Martin Jagersand, Image Based Visual Simulation and Tele-Assisted Robot Control

[In this semester, I want to read many papers on different aspects of artificial intelligence concentrating on machine learning (in general), reinforcement learning (in particular), evolutionary mechanisms, intelligent robotics, and … . In this way, I try to write my notes and comments on the papers that I read. I will submit my comments to the papers’ authors and see if I can get a good feedback.
I will find the optimal way of doing so gradually. Different parameters affect the behavior ranging from my time to the benefit of this work for myself. Any suggestion or comments is highly appreciated.]

Martin Jagersand, “Image Based Visual Simulation and Tele-Assisted Robot Control,” IROS 97.

Martin Jagersand suggested me to read a few of his papers. This is the first of that suggested series. In this paper, Martin develops a novel visual servo mechanism for a robotic manipulator. As I am not aware of the literature of visual servoing, I cannot compare his method with others and find a web of related work. Therefore, I try to assess it based on what it says and my own prior knowledge. In future, if I become more knowledgeable of machine vision, robotic manipulators, and similar subjects, I will judge it better.
The main and the most important idea of the paper, in my opinion, is doing the task in visual space and estimating visual-motor model of the system by estimating the Jacobian of the “joint variables” to “features that can be seen”. It is interesting/important as doing so allows us not to estimate two models of world space->visual space and joint space->world space. Not only it is computationally advantageous, but also it might be more robust. There are some other important things in this paper such as using that model to predict the manipulator’s movement in the visual world and the idea of virtual tool and using it to solve a complete task. In addition, there is emphasis on tele-assistance and the way human can guide the robot to do tasks.
Let me go to details and point out some important aspects of the paper:
The paper starts with this question: “What makes the human able to effortlessly move and perform manipulation in natural and non-engineering environments where robots fail?” and it answers “… while robot manipulation tends to rely maximally on pre-programmed models and minimally on sensory information, the human need rely very little on a priori models, and typically relies maximally on sensory information”. Do I agree with this? Somehow yes, somehow no!
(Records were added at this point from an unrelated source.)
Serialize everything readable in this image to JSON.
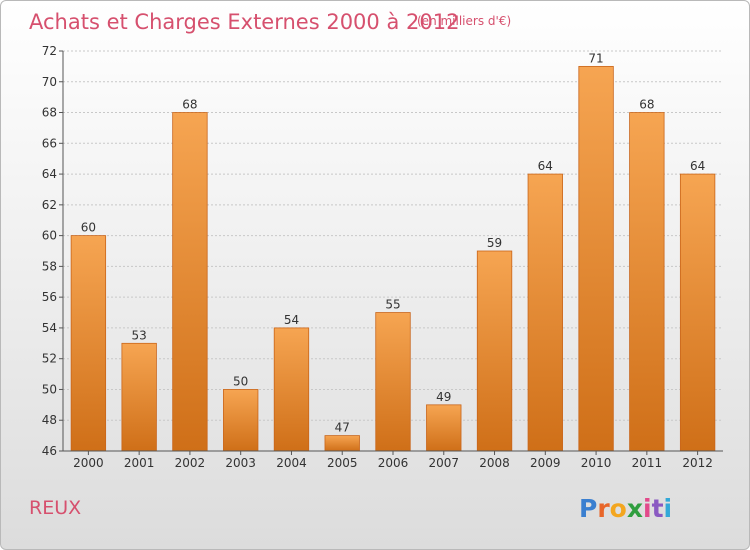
{
  "chart_data": {
    "type": "bar",
    "title": "Achats et Charges Externes 2000 à 2012",
    "unit": "(en milliers d'€)",
    "categories": [
      "2000",
      "2001",
      "2002",
      "2003",
      "2004",
      "2005",
      "2006",
      "2007",
      "2008",
      "2009",
      "2010",
      "2011",
      "2012"
    ],
    "values": [
      60,
      53,
      68,
      50,
      54,
      47,
      55,
      49,
      59,
      64,
      71,
      68,
      64
    ],
    "ylim": [
      46,
      72
    ],
    "yticks": [
      46,
      48,
      50,
      52,
      54,
      56,
      58,
      60,
      62,
      64,
      66,
      68,
      70,
      72
    ],
    "grid": true,
    "xlabel": "",
    "ylabel": ""
  },
  "commune": "REUX",
  "brand": {
    "letters": [
      "P",
      "r",
      "o",
      "x",
      "i",
      "t",
      "i"
    ],
    "colors": [
      "#3a7fd0",
      "#e8662a",
      "#f3a61f",
      "#2f9e3f",
      "#e24a8b",
      "#8a5ac2",
      "#33a9d8"
    ]
  },
  "colors": {
    "bar_top": "#f6a552",
    "bar_bottom": "#cf6f18",
    "bar_edge": "#c9651a",
    "grid": "#c8c8c8",
    "axis": "#555555",
    "title": "#d6506e"
  }
}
I believe that robots tend to rely on pre-programmed models and this over-exaggerated insistence prevents them to be robust, adaptive, and creative in novel situations (the root of this problem stems from classical control theory which swerves cybernetics from what it intended to be). Classical approach to intelligence tries to model the world as exact as possible. It is very good to perform precisely predefined tasks, but it fails to work in noisy, uncertain, or new environments. Now, situated embodied robotics appears and solves this problem in some extent. This research exactly follows this way. It uses real robot that, by benefiting the interaction between itself and the environment, estimates the system’s model. However, this situated and embodied research track may not be that sufficient to explain the human competence. I believe that there is a need in different layers of abstraction to confront novel and difficult situations. Apparently, this belief stems from my interests in hierarchical structures and my probable research on abstraction.

+The idea of defining a model agreement (used in (8)) is interested for me. I need to draw some curves with positive and negative second derivative of J_true to understand its meaning. It might be possible to estimate H_inf norm of J_error (=J_true – J_estimated) using deltaY_estimated and delta_X and then, use it to make a robust controller. However, I am not sure whether it is significantly better.

+The paper uses an adaptive mechanism to change J. However, J is configuration dependent and its changes are due to both environment uncertainty and system changes (e.g. when the robot picks a box) and its configuration in space. Adapting a model that changes intrinsically is possible (as the paper reports), but it is not the best solution in my opinion. If I were him, I use a multi-model controller, i.e. something like adaptive gain scheduler. The system starts with a random (or some predefined) visual-motor estimation. When it moves along, it updates the model. However, when it moves sufficiently far, it stores the model in a model toolbox and makes a copy of the previous model and updates it afterward. This process continues for ever with some maintenance mechanism to prevent the toolbox to become too big. Whenever the robot comes close to the previously met state in the visual-space, it uses one of those acquired-before models. If the dynamics of the system were not changed in that duration, this new model acts very precisely.

+I wonder if it is possible to add learning to this problem and use tele-assistance as external critic to assess the performance. Primitive movements such as “alignment” can be considered as options and therefore, their sequencing can be learnt.

+It is interesting for me to know whether the estimation under control action generates persistent exciting (PE) vectors for Jacobian estimator (6) (Equation (6) seems to be a kind of projection algorithm). I think that the natural noise in the robotic task make the signals PE.